In the North Atlantic the distribution of phytoplankton species is changing due to warming waters, notes Carlos Del Castillo, ocean ecology laboratory chief at Goddard. A different mix of phytoplankton species will take up different amounts of carbon dioxide — which could result in even further changes to the ocean's carbon cycle. "It's a cycle, which we hope is not a vicious one," Del Castillo said.

Getting a global view
To get a more complete picture of this global carbon cycle, NASA scientists are combining many different approaches to studying the land, ocean and atmosphere. They use NASA's wealth of data on carbon dioxide in the atmosphere with weather and climate models to monitor every response of Earth processes to the increasing burden of carbon dioxide.

Animation of carbon dioxide released from two different sources: fires (biomass burning) and massive urban centers known as megacities.
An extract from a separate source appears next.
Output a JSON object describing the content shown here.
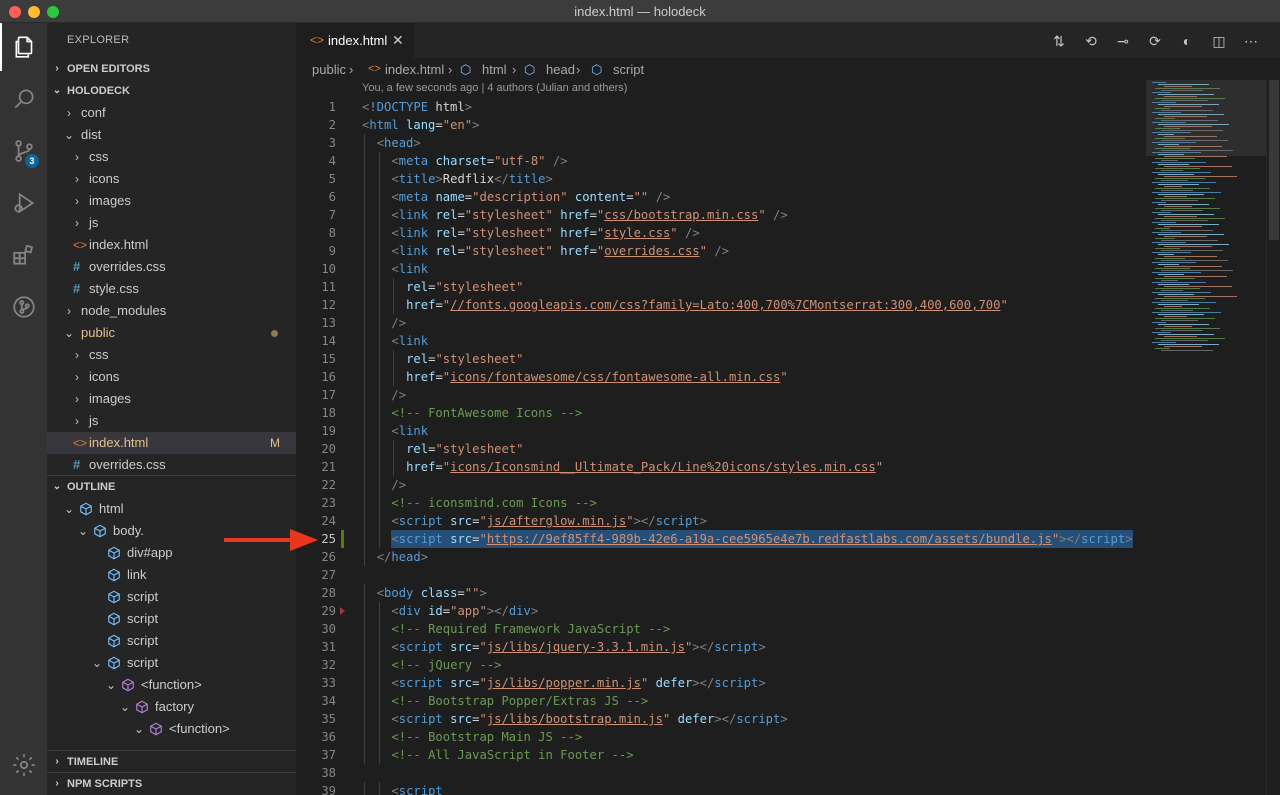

The animation covers a five day period in June 2006. The model is based on real emission data and is then set to run so that scientists can observe how the greenhouse gas behaves once it has been emitted. Credits: Global Modeling and Assimilation Office, NASA's Goddard Space Flight Center

"You've got all these little individual sources of change — the insects, the fire, agriculture expanding and other land use — all this stuff flickering around on the ground, varying from year to year, over decades. And then you've got these integrated observations of the atmosphere," Masek said. "You need models that incorporate these processes — all of them. And then if that model is reasonable, we should be able to predict what the atmospheric carbon dioxide looks like. It's a tough job."
With the supercomputers at NASA, scientists take in all the information they can — from all the Earth science fields they can. They program computer models to take all these inputs and try to determine whether the land and oceans will keep giving people an assist.
"Ultimately the goal of all of this work is to be able to predict what's going to happen with the carbon cycle," Ott said. "How much carbon is going to be taken up by the land and ocean? We need to know how that's going to change in the future."
By coming at the problem from multiple vantage points, using a range of measurements and tools, scientists are strengthening the models to give us a better picture of what our carbon-directed climate will look like in the coming years and beyond.